# Anybody use wholesale suppliers plus' Baby Buttermilk or three butter MP soap?



## cvallis (Nov 16, 2014)

Anybody use wholesale suppliers plus' Baby Buttermilk or three butter MP soap base? How are they? I've always went with brambleberry bases but WSP would be far cheaper (shipping).


----------



## new12soap (Nov 16, 2014)

I have not used those specific bases, but I have never had a problem with the quality or the customer service with WSP. I would recommend giving it a try.


----------



## ladyrose (Nov 17, 2014)

I was going to post the same question. I hope someone answers you soon. I did see somewhere though, someone saying the 3 butter was good.


----------



## cvallis (Nov 17, 2014)

new12soap said:


> I have not used those specific bases, but I have never had a problem with the quality or the customer service with WSP. I would recommend giving it a try.

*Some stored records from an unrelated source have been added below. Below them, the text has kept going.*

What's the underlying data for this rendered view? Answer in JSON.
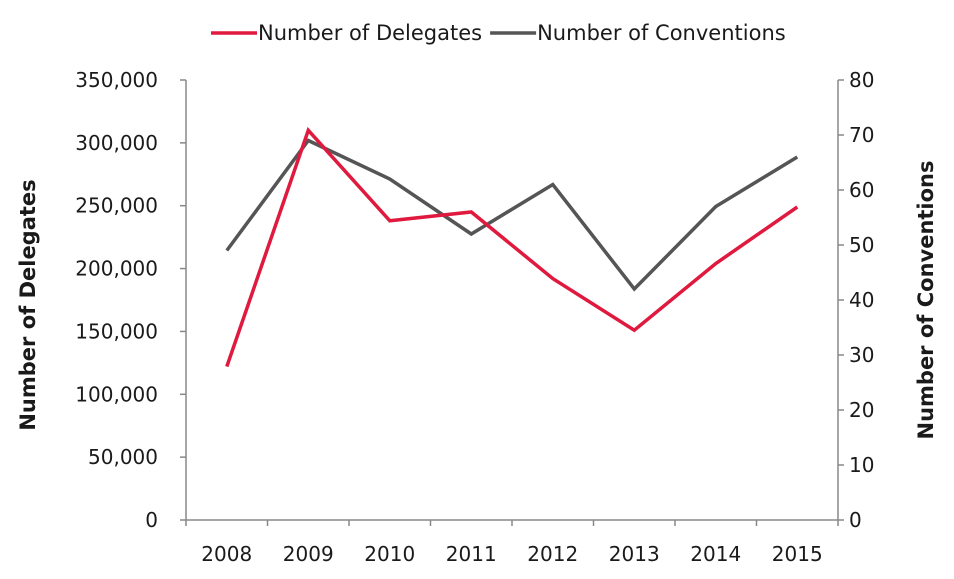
{
  "chart_data": {
    "type": "line",
    "categories": [
      "2008",
      "2009",
      "2010",
      "2011",
      "2012",
      "2013",
      "2014",
      "2015"
    ],
    "series": [
      {
        "name": "Number of Delegates",
        "axis": "left",
        "color": "#e0193f",
        "values": [
          122000,
          310000,
          238000,
          245000,
          192000,
          151000,
          204000,
          249000
        ]
      },
      {
        "name": "Number of Conventions",
        "axis": "right",
        "color": "#555555",
        "values": [
          49,
          69,
          62,
          52,
          61,
          42,
          57,
          66
        ]
      }
    ],
    "ylabel": "Number of Delegates",
    "y2label": "Number of Conventions",
    "ylim": [
      0,
      350000
    ],
    "y2lim": [
      0,
      80
    ],
    "yticks": [
      "0",
      "50,000",
      "100,000",
      "150,000",
      "200,000",
      "250,000",
      "300,000",
      "350,000"
    ],
    "y2ticks": [
      "0",
      "10",
      "20",
      "30",
      "40",
      "50",
      "60",
      "70",
      "80"
    ],
    "grid": false,
    "legend": "top"
  }
}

Thanks for the reply!I love WSP myself! To be honest, I just don't know which one to get .


----------



## cvallis (Nov 17, 2014)

ladyrose said:


> I was going to post the same question. I hope someone answers you soon. I did see somewhere though, someone saying the 3 butter was good.



I've read the reviews on wsp's website and both seem great. I'm just hoping to get more details and comparisons.


----------



## hmlove1218 (Nov 17, 2014)

I've used both and liked them enough to buy them again. I buy the detergent free bases.


----------



## cvallis (Nov 17, 2014)

hmlove1218 said:


> I've used both and liked them enough to buy them again. I buy the detergent free bases.



Thanks for your input. Is there one you like over the other?


----------



## hmlove1218 (Nov 18, 2014)

Not really. They both feel pretty nice


----------



## honeysuds (Nov 19, 2014)

I've tried both, I LOVE the baby buttermilk base! It has everything I could want in a soap, detergent free, good lather, and leaves skin soft. The 3 butter was ok, definitely moisturizing but I felt lather left much to be desired. I also have tried and love the bases at Bramble Berry, I feel they lather better, last longer in the shower, and have a more natural ingredient list, but yes shipping can hurt the wallet.


----------